Tuesday, April 23, 2013

A Very Strange Blogger Referral

I checked my stats today and found a referral that looked extremely suspicious:

mysql . removeyourcontent . com / russ_pornbb_spider / admin / hentai_check . php

An attempt to access this through a virtual machine asked for an admin login plus password and when I limited it to the domain I got an Apache 2 test page. Apache is one of the most common software packages that runs servers.

To my eyes, it appears to be a misconfigured spider checking web sites to see if it can drop porn spam. Either that or it is looking for porn. The hentai part of it relates to anime and the referral showed up on one of my anime reviews. Since I don’t have any hentai this is a dead end if it is a search.

Could it also be a way to get into an Apache server? I wish I knew more about the software to say.

2 comments:

Anonymous said...

Hi Patrick,

This particular spam is clever, I clicked on it, even though I avoid spam religiously. This is my main concern about ,for example, Vampirestats that visited my new blog maybe 500 times since the beginning of July. I fear that they lift pieces of my writing, dump it somewhere on their site and so benefit from people clicking on it. I am a beginner, but why else do they keep and keep returning. I also have all the other spam you mentioned in your comments. Is it even possible that they block legitimate visitors? These are true parasites.
Marie
One comment: when I send this comment I do not know whether it went through or not. There is no acknowledgement right away, such as 'your email was sent'. It worries me, because the robot check is very difficult to read. So I am never quite sure. You are though extremely kind and respond to every person. How you manage with your CFS, I cannot imagine.

Patrick D. Boone said...

Marie - Usually if there is no complaint from the page when you click on "Publish Your Comment" it goes through. There is a delay in seeing it because I have chosen to review every comment before allowing them to be published. This is to keep inappropriate language and content from appearing on the blog. Comments get indexed by Google and other search engines too.

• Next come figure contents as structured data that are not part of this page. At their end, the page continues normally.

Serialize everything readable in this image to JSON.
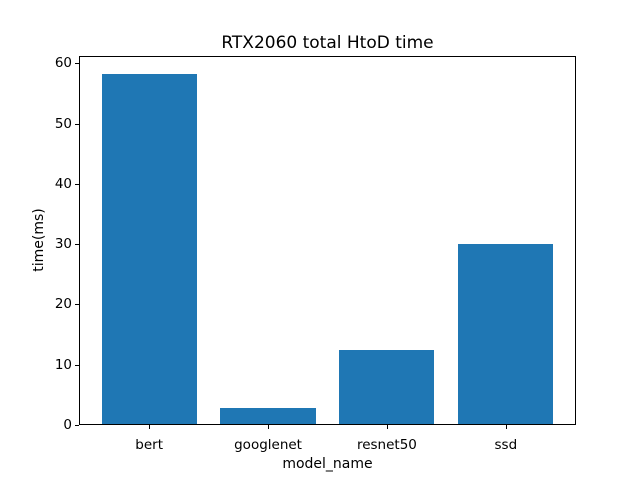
{
  "chart_data": {
    "type": "bar",
    "title": "RTX2060 total HtoD time",
    "xlabel": "model_name",
    "ylabel": "time(ms)",
    "categories": [
      "bert",
      "googlenet",
      "resnet50",
      "ssd"
    ],
    "values": [
      58.3,
      2.8,
      12.4,
      30.1
    ],
    "yticks": [
      0,
      10,
      20,
      30,
      40,
      50,
      60
    ],
    "ylim": [
      0,
      61.2
    ],
    "xlim": [
      -0.59,
      3.59
    ],
    "bar_width": 0.8,
    "bar_color": "#1f77b4",
    "background_color": "#ffffff",
    "grid": false,
    "legend": null
  }
}
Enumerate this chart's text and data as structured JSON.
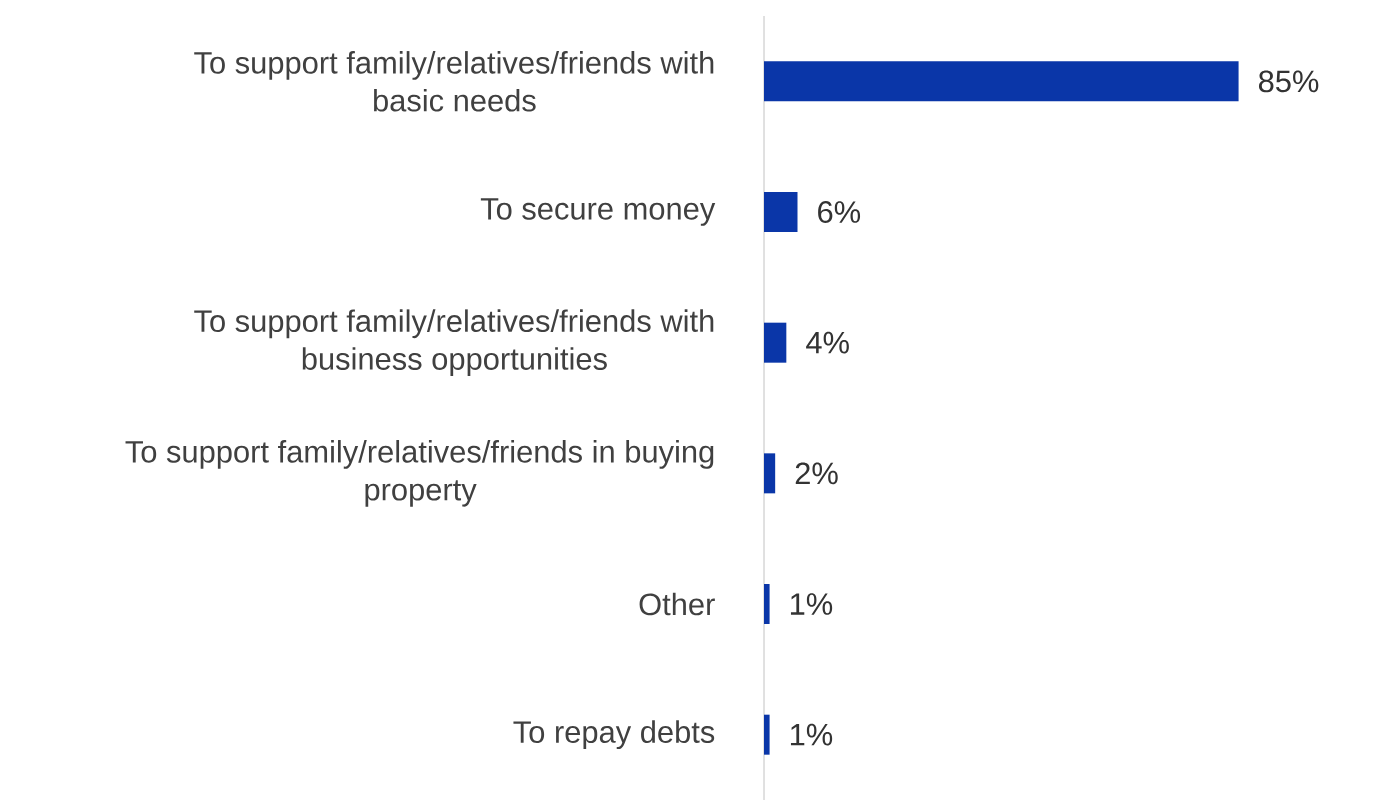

That can be frustrating for people and in my logs I've seen people start to comment but not follow through probably due to the hassle. I may experiment with removing Captcha (the robot check) part of the security.

On Vampirestats, they don't strike me as being content pirates. Instead they prey on the vanity of people wanting to see how much their blog is supposedly worth. Content scrapers never spam, they just cut and paste or use a "spider" to download all your text and images then copy them to their website. This happens more to tech and photography websites.

The reason the spam keeps hitting your site is because it is all automated with programmed scripts. It's like setting a robot loose with a command that keeps it going around in circles. There is next to no human interaction involved, which makes it less scary yet oddly more annoying.

The good news is that they don't block legitimate visitors. Blogger stats only shows the top ten in any category so you may miss seeing visits from real people. That's why having a Google Analytics account hooked up to the blog is a good idea.

Heh, some days I don't manage, or at least don't think I do. It's a penalty of being a classic type A personality. However, being of service to others in even small ways helps more than I can convey in words.